My younger son and I have a long standing tradition of arguing
current psych issues from differing viewpoints. Last year, when
TIPS was heavy into _The Nurture Assumption_ debate, he was deciding
on a topic for his graduation project. After a few rounds on Harris
vs. Kagen, he thought it might be interesting to ask "students" who
had the most influence in different areas of their lives. It seemed
simple, doable, and relevant to his life (far more so than a research
paper on Freud, which his psych teacher suggested), so I encouraged
him to go for it.
Basically, when asked by anonymous questionnaire who had the most
influence on their attitudes and behaviors regarding 1) sex, 2) drugs,
3)alcohol, 4)academics (school), and 5) general morals and values,
students reported equal influence of parents and peers on sex, drugs,
and alcohol.
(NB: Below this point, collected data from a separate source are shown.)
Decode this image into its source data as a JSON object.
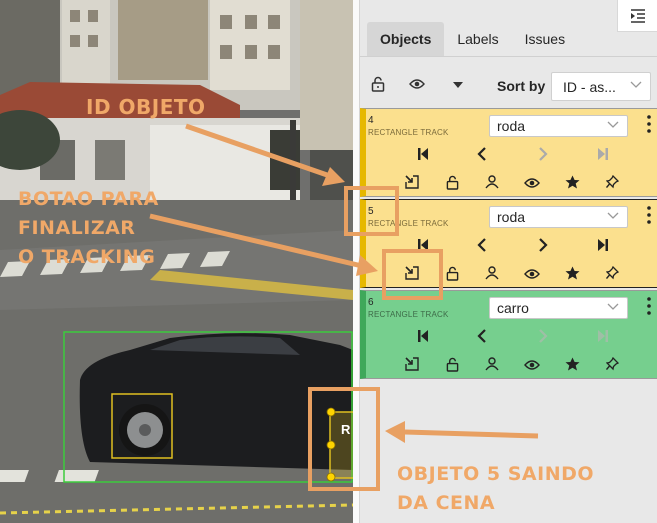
{
  "sidebar": {
    "tabs": [
      {
        "label": "Objects",
        "active": true
      },
      {
        "label": "Labels",
        "active": false
      },
      {
        "label": "Issues",
        "active": false
      }
    ],
    "toolbar": {
      "lock_icon": "unlock-icon",
      "eye_icon": "eye-icon",
      "caret_icon": "caret-down-icon",
      "sort_label": "Sort by",
      "sort_value": "ID - as..."
    },
    "collapse_icon": "collapse-sidebar-icon"
  },
  "objects": [
    {
      "id": "4",
      "type": "RECTANGLE TRACK",
      "label": "roda",
      "color": "#fbe08e"
    },
    {
      "id": "5",
      "type": "RECTANGLE TRACK",
      "label": "roda",
      "color": "#fbe08e"
    },
    {
      "id": "6",
      "type": "RECTANGLE TRACK",
      "label": "carro",
      "color": "#76cf8e"
    }
  ],
  "card_icons": {
    "nav": [
      "first-frame-icon",
      "previous-frame-icon",
      "next-frame-icon",
      "last-frame-icon"
    ],
    "actions": [
      "finish-tracking-icon",
      "unlock-icon",
      "person-icon",
      "eye-icon",
      "star-icon",
      "pin-icon"
    ]
  },
  "canvas": {
    "partial_label": "R"
  },
  "annotations": {
    "id_objeto": "ID OBJETO",
    "botao_line1": "BOTAO PARA",
    "botao_line2": "FINALIZAR",
    "botao_line3": "O TRACKING",
    "saindo_line1": "OBJETO 5 SAINDO",
    "saindo_line2": "DA CENA",
    "color": "#f0a868"
  }
}
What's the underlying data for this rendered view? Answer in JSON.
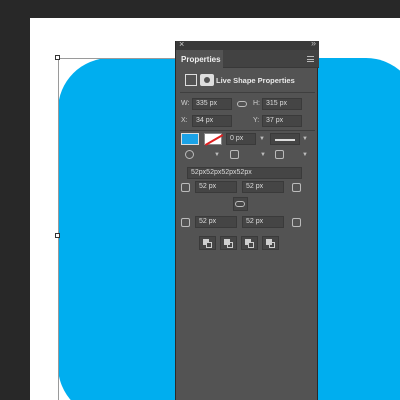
{
  "panel": {
    "tab_label": "Properties",
    "header_title": "Live Shape Properties",
    "size": {
      "w_label": "W:",
      "w_value": "335 px",
      "h_label": "H:",
      "h_value": "315 px"
    },
    "position": {
      "x_label": "X:",
      "x_value": "34 px",
      "y_label": "Y:",
      "y_value": "37 px"
    },
    "stroke": {
      "width_value": "0 px"
    },
    "corners": {
      "combined_value": "52px52px52px52px",
      "top_left": "52 px",
      "top_right": "52 px",
      "bottom_left": "52 px",
      "bottom_right": "52 px"
    }
  },
  "colors": {
    "shape_fill": "#00aeef",
    "panel_bg": "#535353",
    "workspace_bg": "#282828"
  },
  "icons": [
    "close-icon",
    "collapse-icon",
    "panel-menu-icon",
    "transform-icon",
    "mask-icon",
    "link-icon",
    "corner-icon",
    "pathfinder-icon"
  ]
}
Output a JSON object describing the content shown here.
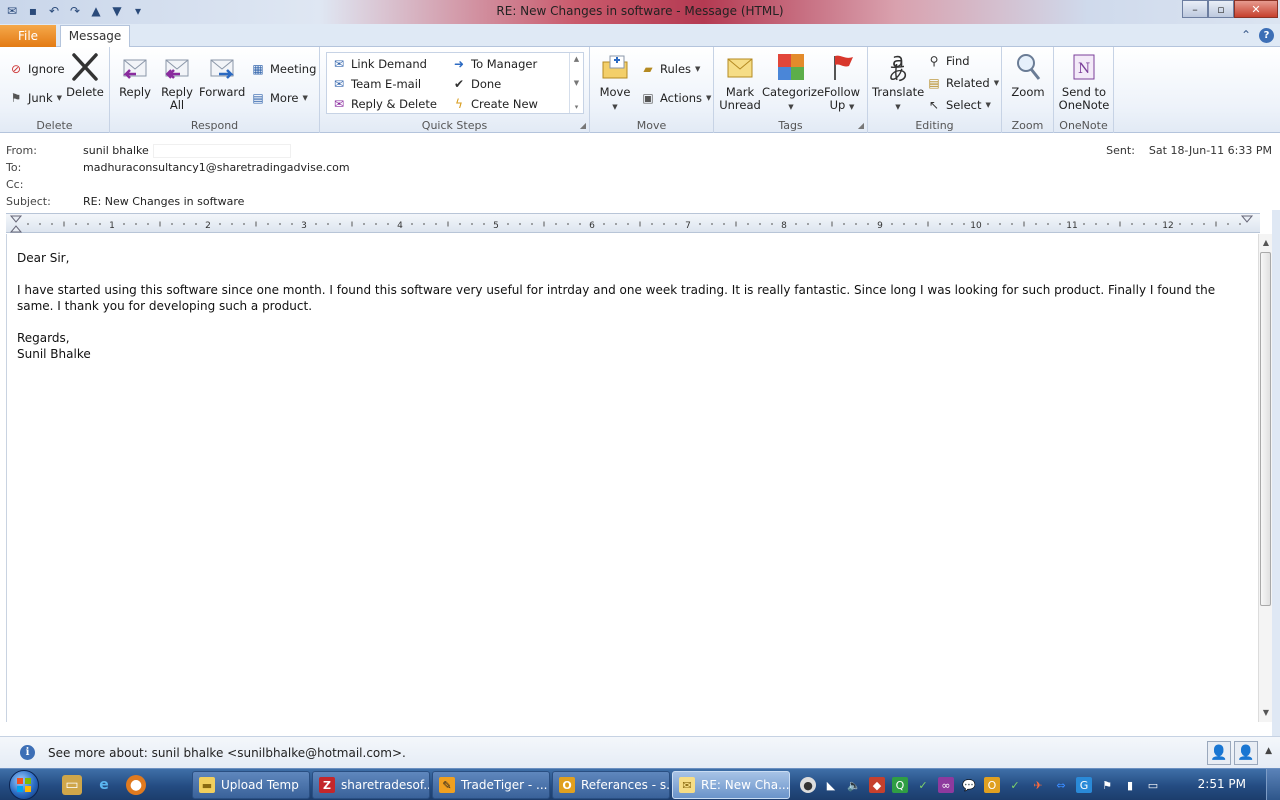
{
  "window": {
    "title": "RE: New Changes in software  -  Message (HTML)"
  },
  "tabs": {
    "file": "File",
    "message": "Message"
  },
  "ribbon": {
    "delete_group": {
      "label": "Delete",
      "ignore": "Ignore",
      "junk": "Junk",
      "delete": "Delete"
    },
    "respond_group": {
      "label": "Respond",
      "reply": "Reply",
      "reply_all_1": "Reply",
      "reply_all_2": "All",
      "forward": "Forward",
      "meeting": "Meeting",
      "more": "More"
    },
    "quick_steps_group": {
      "label": "Quick Steps",
      "items": [
        "Link Demand",
        "Team E-mail",
        "Reply & Delete",
        "To Manager",
        "Done",
        "Create New"
      ]
    },
    "move_group": {
      "label": "Move",
      "move": "Move",
      "rules": "Rules",
      "actions": "Actions"
    },
    "tags_group": {
      "label": "Tags",
      "mark_unread_1": "Mark",
      "mark_unread_2": "Unread",
      "categorize": "Categorize",
      "follow_up_1": "Follow",
      "follow_up_2": "Up"
    },
    "editing_group": {
      "label": "Editing",
      "translate": "Translate",
      "find": "Find",
      "related": "Related",
      "select": "Select"
    },
    "zoom_group": {
      "label": "Zoom",
      "zoom": "Zoom"
    },
    "onenote_group": {
      "label": "OneNote",
      "send_1": "Send to",
      "send_2": "OneNote"
    }
  },
  "header": {
    "from_label": "From:",
    "from_value": "sunil bhalke",
    "to_label": "To:",
    "to_value": "madhuraconsultancy1@sharetradingadvise.com",
    "cc_label": "Cc:",
    "subject_label": "Subject:",
    "subject_value": "RE: New Changes in software",
    "sent_label": "Sent:",
    "sent_value": "Sat 18-Jun-11 6:33 PM"
  },
  "ruler": {
    "numbers": [
      "1",
      "2",
      "3",
      "4",
      "5",
      "6",
      "7",
      "8",
      "9",
      "10",
      "11",
      "12"
    ]
  },
  "body": {
    "greeting": "Dear Sir,",
    "paragraph": "I have started using this software since one month. I found this software very useful for intrday and one week trading. It is really fantastic. Since long I was looking for such product. Finally I found the same. I thank you for developing such a product.",
    "closing": "Regards,",
    "signature": "Sunil Bhalke"
  },
  "people_pane": {
    "text": "See more about: sunil bhalke <sunilbhalke@hotmail.com>."
  },
  "taskbar": {
    "tasks": [
      "Upload Temp",
      "sharetradesof...",
      "TradeTiger - ...",
      "Referances - s...",
      "RE: New Cha..."
    ],
    "clock": "2:51 PM"
  },
  "colors": {
    "file_tab": "#e37b14",
    "taskbar": "#244c82",
    "accent": "#3d6fb6"
  }
}
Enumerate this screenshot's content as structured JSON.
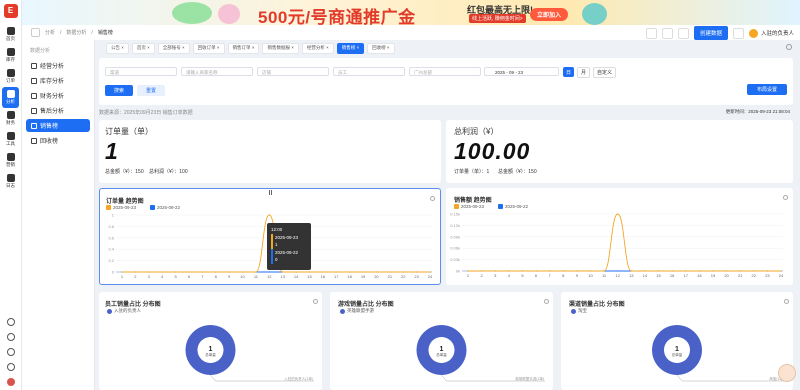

When it came to academics and morals, parents had by far
the greatest influence (I don't have the paper here, but it was highly
sig. by chi-square analysis). The most interesting finding was the
differential influence of mothers vs. fathers. Mothers had more
influence than fathers in every category except academics. The
influence of media was almost nonexistent.
Moral of this story? Parents do have an influence on their kids'
attitudes and behaviors--maybe they just need to talk more about
the difficult stuff, like sex, drugs, and alcohol. Fathers may need to
get more involved in the conversation!
Yeah, it was small (n=50) and all the students were from a suburban
relatively affluent school district, but it gave me hope.